Daluang, Kertas Kuno Pengikat Mantra

Daluang hadir sebelum teknologi kertas yang digunakan sekarang ini.

oleh Arya Prakasa diperbarui 14 Jun 2016, 19:35 WIB
Diterbitkan 14 Jun 2016, 19:35 WIB
Daluang
Daluang hadir sebelum teknologi kertas yang digunakan sekarang ini.

Liputan6.com, Bandung - Berawal dari keterarikannya dengan berbagai jenis aksara kuno, Edi Dolan mempertahankan seni menulis di atas kertas daun yang disebut Daluang. Seniman asal Bandung itu akhirnya mempelajari pembuatan kertas berbahan dasar batang Pohon Saeh atau Mulberry.

Edi mengaku diajari seorang pakar mengenai Daluang hingga proses pembuatannya pada 2007. Hingga kini, Edy membuat mandiri daluang yang digunakannya untuk menulis replika naskah kuno.

"Saya belajar dari Teddy Permadi. Beliau pelopor yang membangkitkan daluang. Saya memang sebelumnya senang aksara kuno, sekalian media tulisnya kuno dan aksaranya kuno," kata Edi kepada Liputan6.com di Bandung, Selasa (14/6/2016).

Edi mengatakan, kertas Daluang diciptakan sebelum pabrik kertas ada di Indonesia. Menurut dia, orang-orang zaman dulu menciptakan alat tulis dari mengolah alam di sekitarnya.

"Tradisi ini ada sebelum ada pabrik kertas. Kalau Daluang adanya dari wilayah Timur ke Barat, diciptakan dari pohon namanya Saeh," ucap Edi.

Untuk menciptakan Daluang, Edi terlebih dahulu menguliti batang pohon Saeh yang ditanamnya sendiri di pekarangan rumah. Kemudian, kulit Saeh itu direbus dengan air abu gosok agar kadar gulanya hilang.

"Digulung diikat dulu, digodognya (direbus) pakai air abu gosok untuk mengurangi kadar gula, dan mengawetkan kertasnya. Lalu direndam di air abu gosok itu, diangkat lalu dimasukkan ke plastik rapat. Jadi, fragmentasi lendir si kulitnya jadi rapat," tutur Edi.

Selanjutnya, Edi memukul kulit Saeh hingga melebar. Pemukul yang digunakan terbuat khusus dari bahan kuningan.

"Sudah ukurannya pas, baru dijemur sampai kering tapi nggak boleh kena sinar matahari langsung," sambung dia.

Pemukul bahan kertas daluang yang digunakan terbuat khusus dari bahan kuningan. (Liputan6.com/Aditya Prakasa)

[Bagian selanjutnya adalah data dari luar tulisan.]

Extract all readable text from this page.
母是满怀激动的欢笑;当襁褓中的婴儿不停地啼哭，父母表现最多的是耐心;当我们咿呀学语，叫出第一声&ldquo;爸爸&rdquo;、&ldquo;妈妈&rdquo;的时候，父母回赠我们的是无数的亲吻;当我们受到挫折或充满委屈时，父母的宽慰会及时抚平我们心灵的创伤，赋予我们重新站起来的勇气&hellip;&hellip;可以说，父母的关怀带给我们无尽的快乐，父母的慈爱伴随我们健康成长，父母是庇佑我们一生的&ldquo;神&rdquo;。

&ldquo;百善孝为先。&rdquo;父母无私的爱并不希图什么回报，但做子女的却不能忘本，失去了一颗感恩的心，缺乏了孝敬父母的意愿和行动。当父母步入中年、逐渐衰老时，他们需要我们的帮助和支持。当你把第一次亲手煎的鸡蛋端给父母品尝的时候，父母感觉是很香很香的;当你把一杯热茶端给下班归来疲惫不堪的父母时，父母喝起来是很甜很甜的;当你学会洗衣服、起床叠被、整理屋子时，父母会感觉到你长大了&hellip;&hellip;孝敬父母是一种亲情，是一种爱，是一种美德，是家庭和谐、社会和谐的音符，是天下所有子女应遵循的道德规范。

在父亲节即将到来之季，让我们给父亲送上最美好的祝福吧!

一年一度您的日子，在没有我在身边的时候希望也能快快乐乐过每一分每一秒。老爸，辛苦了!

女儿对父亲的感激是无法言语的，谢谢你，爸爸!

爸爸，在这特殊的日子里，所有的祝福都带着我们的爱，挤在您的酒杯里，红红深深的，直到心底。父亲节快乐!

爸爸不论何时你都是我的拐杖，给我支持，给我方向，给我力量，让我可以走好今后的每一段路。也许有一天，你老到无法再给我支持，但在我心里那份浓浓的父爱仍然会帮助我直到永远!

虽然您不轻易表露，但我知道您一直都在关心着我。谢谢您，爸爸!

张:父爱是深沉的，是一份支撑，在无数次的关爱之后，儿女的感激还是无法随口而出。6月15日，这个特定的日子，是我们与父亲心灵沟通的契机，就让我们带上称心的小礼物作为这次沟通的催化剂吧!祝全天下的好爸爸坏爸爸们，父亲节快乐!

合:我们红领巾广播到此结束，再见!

Kegiatan yang dilakukan pemahat patung itu mampu memberi penghasilan untuknya. Edi pun kebanjiran permintaan pembuatan kertas Daluang dari dalam negeri. Ia bahkan kewalahan memenuhi permintaan Daluang itu.

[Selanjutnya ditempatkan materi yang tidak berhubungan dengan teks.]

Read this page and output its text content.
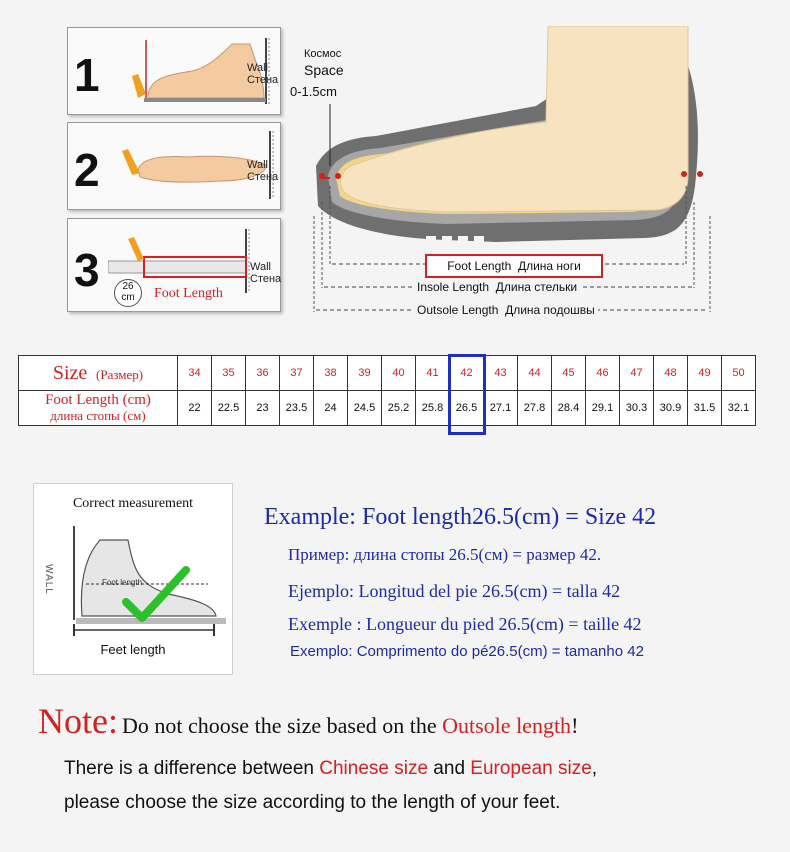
1	Wall
Стена
2	Wall
Стена
3	26
cm	Foot Length
Wall
Стена
Космос
Space
0-1.5cm
Foot Length Длина ноги
Insole Length Длина стельки
Outsole Length Длина подошвы
Size (Размер)	34	35	36	37	38	39	40	41	42	43	44	45	46	47	48	49	50

Foot Length (cm)
длина стопы (см)	22	22.5	23	23.5	24	24.5	25.2	25.8	26.5	27.1	27.8	28.4	29.1	30.3	30.9	31.5	32.1
Correct measurement
WALL	Foot length
Feet length
Example: Foot length26.5(cm) = Size 42
Пример: длина стопы 26.5(см) = размер 42.
Ejemplo: Longitud del pie 26.5(cm) = talla 42
Exemple : Longueur du pied 26.5(cm) = taille 42
Exemplo: Comprimento do pé26.5(cm) = tamanho 42
Note: Do not choose the size based on the Outsole length!
There is a difference between Chinese size and European size,
please choose the size according to the length of your feet.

Salah satu kendalanya adalah pohon Saeh yang ditanamnya hanya bisa dipanen setelah berumur satu sampai tiga tahun agar dapat diolah menjadi kertas Daluang.

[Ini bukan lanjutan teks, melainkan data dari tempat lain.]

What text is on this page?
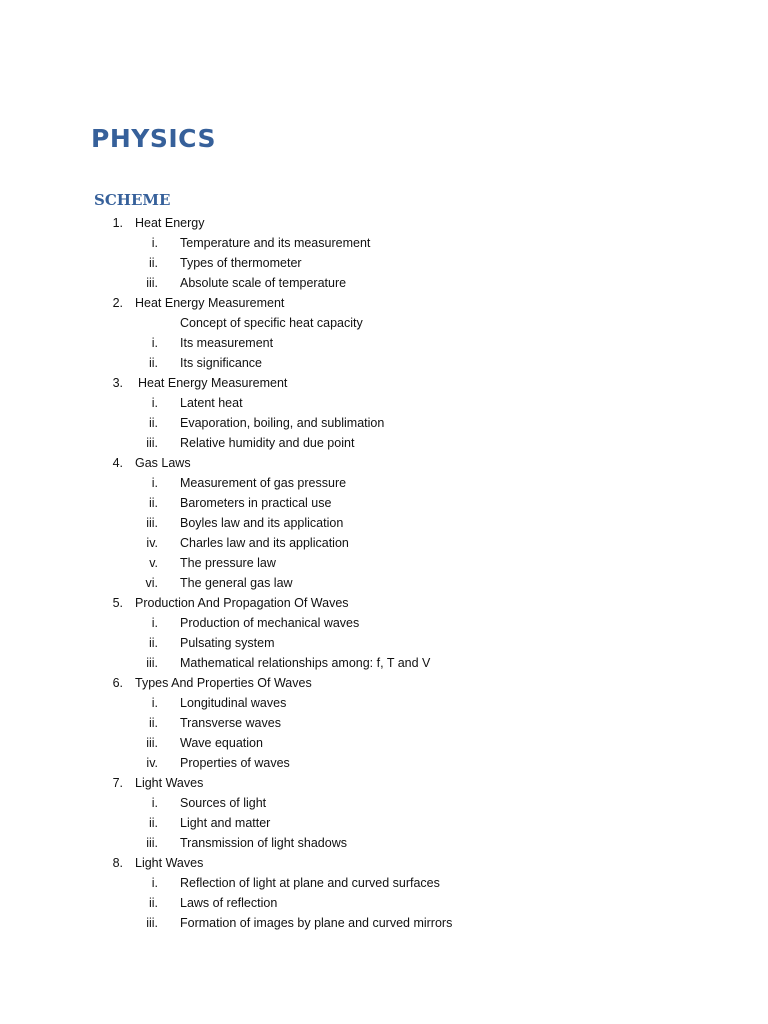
PHYSICS
SCHEME
1. Heat Energy
i. Temperature and its measurement
ii. Types of thermometer
iii. Absolute scale of temperature
2. Heat Energy Measurement
Concept of specific heat capacity
i. Its measurement
ii. Its significance
3. Heat Energy Measurement
i. Latent heat
ii. Evaporation, boiling, and sublimation
iii. Relative humidity and due point
4. Gas Laws
i. Measurement of gas pressure
ii. Barometers in practical use
iii. Boyles law and its application
iv. Charles law and its application
v. The pressure law
vi. The general gas law
5. Production And Propagation Of Waves
i. Production of mechanical waves
ii. Pulsating system
iii. Mathematical relationships among: f, T and V
6. Types And Properties Of Waves
i. Longitudinal waves
ii. Transverse waves
iii. Wave equation
iv. Properties of waves
7. Light Waves
i. Sources of light
ii. Light and matter
iii. Transmission of light shadows
8. Light Waves
i. Reflection of light at plane and curved surfaces
ii. Laws of reflection
iii. Formation of images by plane and curved mirrors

"Satu sampai tiga tahun sudah bisa dipanen. Kalau terlalu lama, nggak terlihat hasil tulisannya. Kalau untuk aksara bagusnya yang muda-muda, bisa di-print buat gambar juga," kata dia.

Edi mematok harga berbeda-beda sesuai dengan ukuran kertas Daluang yang dipesan. Daluang berukuran A4 dihargai Rp 20 ribu dan Rp 750 ribu untuk kertas yang panjang berukuran 1 meter persegi ke atas.

Selain membuat kertas Daluang, Edi mengaku sering diminta banyak museum untuk membuat replika naskah kuno. Dia telah berkeliling banyak museum Indonesia untuk membuat banyak replika naskah kuno.

"Kebanyakan yang order museum sama tradisi kerajaan-kerajaan kayak di Padang kemarin 150 lembar, untuk repro naskah kuno. Malah di Bali, Daluang ini disebut kertas suci karena peruntukannya upacara adat. Katanya, mantranya lebih afdol ditulis di sini (Daluang)," ucap dia.